O enxovalho foi maior

Rui Rio acaba de provar que é um líder politicamente descompensado em relação às Autonomias Regionais.
A atitude do PSD nacional tem uma dimensão muito mais profunda, porquanto este partido é tradicionalmente e historicamente o partido das Autonomias, desde Sá Carneiro e os restantes fundadores.

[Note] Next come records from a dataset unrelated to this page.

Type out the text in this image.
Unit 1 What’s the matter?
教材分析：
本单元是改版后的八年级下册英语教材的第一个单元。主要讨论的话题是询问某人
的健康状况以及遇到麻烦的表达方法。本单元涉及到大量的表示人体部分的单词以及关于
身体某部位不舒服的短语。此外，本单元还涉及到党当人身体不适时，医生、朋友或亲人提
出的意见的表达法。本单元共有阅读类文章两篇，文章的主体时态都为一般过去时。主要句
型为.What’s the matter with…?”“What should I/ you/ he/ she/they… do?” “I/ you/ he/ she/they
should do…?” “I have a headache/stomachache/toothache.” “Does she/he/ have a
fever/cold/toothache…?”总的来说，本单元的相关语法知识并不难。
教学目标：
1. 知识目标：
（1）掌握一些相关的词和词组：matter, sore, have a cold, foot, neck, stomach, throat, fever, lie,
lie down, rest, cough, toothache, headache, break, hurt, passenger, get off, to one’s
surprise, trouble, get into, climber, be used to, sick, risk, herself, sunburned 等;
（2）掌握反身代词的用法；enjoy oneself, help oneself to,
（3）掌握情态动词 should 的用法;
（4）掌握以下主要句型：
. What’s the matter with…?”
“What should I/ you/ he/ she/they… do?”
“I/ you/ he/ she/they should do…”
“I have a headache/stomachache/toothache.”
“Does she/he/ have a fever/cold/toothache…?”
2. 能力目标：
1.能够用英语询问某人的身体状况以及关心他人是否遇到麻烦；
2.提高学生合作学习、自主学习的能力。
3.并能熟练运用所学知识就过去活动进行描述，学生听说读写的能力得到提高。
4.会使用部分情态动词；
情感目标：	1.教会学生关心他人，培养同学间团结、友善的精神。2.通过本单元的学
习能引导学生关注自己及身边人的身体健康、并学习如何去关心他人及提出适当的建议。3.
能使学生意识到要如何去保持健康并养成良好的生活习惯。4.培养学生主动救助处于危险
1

Ao quebrar este peso histórico, Rui Rio assina uma sentença de morte política nos Açores.
O líder do PSD não só enxovalhou o PSD-Açores – tal como aqui escrevemos há uma semana -, como ousou enxovalhar Mota Amaral, cujo currículo político está acima e a léguas do de Rui Rio, e teve ainda o descaramento de apresentar um argumento que é um enxovalho para os açorianos e para a Região Autónoma dos Açores.

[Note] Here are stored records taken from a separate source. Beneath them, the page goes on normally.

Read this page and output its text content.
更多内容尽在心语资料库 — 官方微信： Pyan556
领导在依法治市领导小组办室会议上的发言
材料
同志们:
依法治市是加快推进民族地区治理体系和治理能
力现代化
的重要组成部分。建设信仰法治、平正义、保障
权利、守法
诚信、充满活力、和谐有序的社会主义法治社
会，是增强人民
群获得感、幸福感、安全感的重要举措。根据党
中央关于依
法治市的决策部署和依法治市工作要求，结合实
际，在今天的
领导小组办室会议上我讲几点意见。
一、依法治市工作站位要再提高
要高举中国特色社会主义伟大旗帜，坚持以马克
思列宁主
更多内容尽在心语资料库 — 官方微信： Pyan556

Ao decretar que a candidata da Madeira será a representante das Regiões Autónomas, quis dizer que Mota Amaral ou outro açoriano não têm capacidade para representar a região. E ao determinar que a candidata madeirense terá que contratar um assessor dos Açores no seu gabinete em Bruxelas, passou um atestado de menoridade aos açorianos face aos madeirenses.
Um líder com esta visão merece uma resposta à altura por parte do PSD-Açores, já que o eleitorado açoriano certamente saberá responder adequadamente no dia das eleições.
Não basta o PSD-Açores decidir, apenas, que não fará campanha eleitoral.
E a seguir ao 26 de Maio, volta tudo ao mesmo como se não tivesse acontecido nada?
Se Alexandre Gaudêncio quer atenuar, minimamente, esta sua primeira estrondosa derrota, tem que ir mais longe e cortar em definitivo com as orientações da Comissão Política Nacional.
A sobrevivência política de Gaudêncio dependerá muito de como vai lidar com esta enorme contrariedade. Se for tacticamente dócil, ou frouxo, os eleitores não o perdoarão, pelo que só lhe resta uma atitude firme e de ruptura. É uma questão de honra.
Até porque, agora, só lhe restam as eleições regionais do próximo ano.
Depois desta derrota interna, vai ter a segunda no dia 26 de Maio e uma terceira nas legislativas de Outubro.
E uma ruptura significa manter o PSD-Açores nas estruturas nacionais, mas assumir a sua autonomia interna em pleno, anunciando que se desliga de qualquer orientação política do líder nacional, não convidando nenhum membro da Comissão Política Nacional a vir aos Açores nos próximos meses eleitorais, elaborar uma lista às legislativas sem dar cavaco às orientações nacionais e esperar pelo resultado de Outubro, em que, provavelmente, Rui Rio terá a pior derrota de sempre do PSD, a acreditar nas últimas sondagens, levando-o à expulsão da liderança.
Paulo Rangel já anunciou que virá aos Açores, certamente acompanhado pela “representante das Regiões Autónomas”.
A única resposta ao anúncio provocatório é o PSD-Açores decidir que não lhe dará nenhum apoio logístico e nenhum social democrata açoriano cair no ridículo de acompanhar a comitiva no périplo regional.
Por outro lado, mais do que não fazer campanha, o PSD-Açores devia dar uma indicação de voto aos seus militantes, porque abrir a porta à abstenção não é o mais indicado para um partido que se advoga defensor do combate ao fenómeno (apesar de se prever que vamos ter a maior de todas no dia 26 de Maio).
E aqui tem várias alternativas: como protesto, apela ao voto em branco ou apela ao voto nulo (basta escrever no boletim “Antes morrer livres, que em paz sujeitos”), ou dá liberdade de voto a todos os militantes, para que possam votar conforme a sua consciência.
Numa democracia madura e num sistema político com mentalidade aberta, como nas democracias anglo-saxónicas, em vez do fundamentalismo partidário que se vive no nosso país, o voto óbvio a recomendar nestas circunstâncias devia ser na única voz dos Açores que vai estar em Bruxelas: André Bradford.
Porque se o objectivo é termos voz no Parlamento Europeu e nos corredores de Bruxelas e se “os Açores estão acima do partido”, então é mais do que óbvio que o único representante açoriano devia merecer uma votação maciça para se apresentar com um mandato forte lá fora.
Claro que não é isto que vai acontecer.
E quem fica a perder, mais uma vez, somos todos nós, açorianos.